William Cullum (10 April 1859 – July 1949), known as Billy Bluelight, was a popular English flower vendor and cult figure in Norwich. He was well known for his races, when he would run the 20-mile stretch alongside the steam pleasure boats beside the rivers Wensum and Yare.

== Early life ==

Cullum was born in the slums of his home city of Norwich. He never received a formal education, but he did however teach himself to read. He worked briefly at Caley's chocolate factory and, by 1907, he was already legendary for his racing and street selling activities.

== Later life ==

Cullum never married and lived with his mother, until her death. They lived at several addresses in the city including Oak Street, Colegate and Pykerells House at St Mary's Plain. After his mother's death around 1930 he was reported to have entered Woodlands, part of the West Norwich Hospital.

By 1939, he was living at Palmer Road on the Mile Cross Estate which was built between the wars. In his 80s, he entered the West Norwich Hospital and was later moved to St James Hospital at Shipmeadow, Suffolk, where he died in 1949, aged 90.

Five years after his death, writer R L Potter wrote this description of him:
That over-worked term 'nature's gentleman' was never better exemplified than in the gentle, unpretentious character called Billy Bluelight. It may seem astonishing that a humble little man could imprint his personality so widely on a large city, but it was so.
— 20px, 20px, R L Potter

== Legacy ==
There are several reminders of him in the Norwich area.

The Crude Apache theatre company produced a play about his life, entitled "Nature's Gentleman - The Story of Billy Bluelight"

Close to the Water's Edge restaurant and bar in Bramerton, a life-size statue has been erected in his memory on the Wherryman's Way long-distance footpath.

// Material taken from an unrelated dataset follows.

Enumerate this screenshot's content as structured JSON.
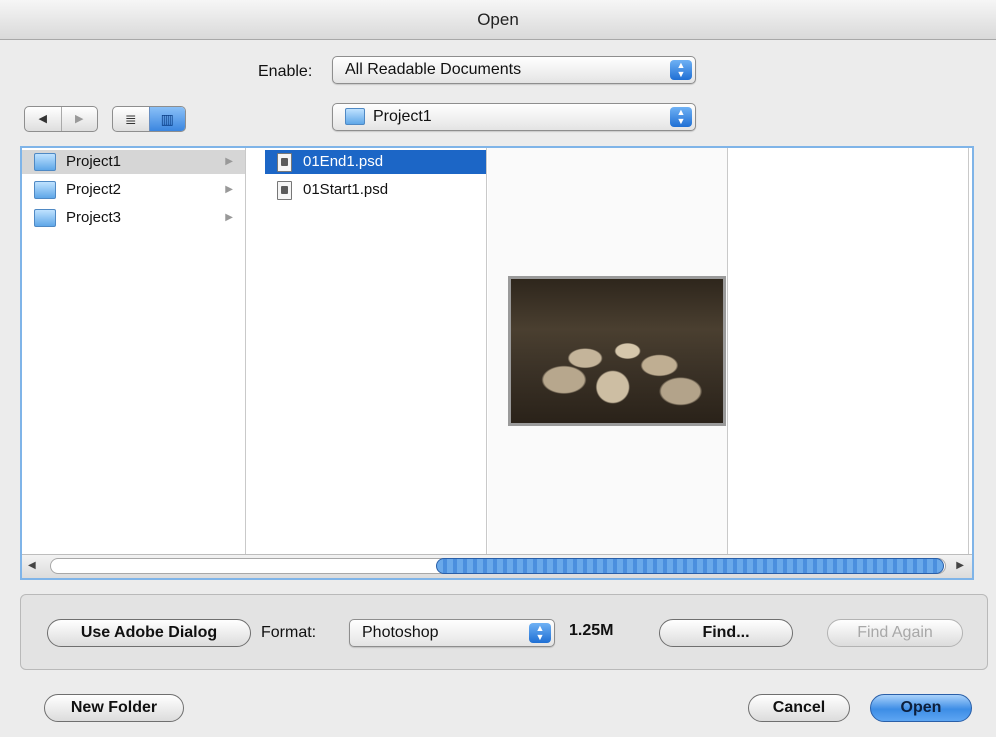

In 1994 Woodforde's Brewery renamed their outlet The Freemasons Arms in Hall Road, Norwich to The Billy Bluelight. Since March 2005, and after a change of ownership, the pub has now reverted to its former name.

== Racing career==
Cullen was slight and wiry, and typically dressed in long white shorts, cricket cap, and plimsolls with medals on his chest. He would issue his challenge to pleasure boat passengers that he would beat them to their destination. Setting off, walking and running, he would be waiting to meet the boats at the next landing stage to receive acclamation and pennies of his admirers. On the return journey he would regale day-trippers with the following rhyme
My name is Billy Bluelight, my age is 45, I hope to get to Carrow Bridge before the boat arrive.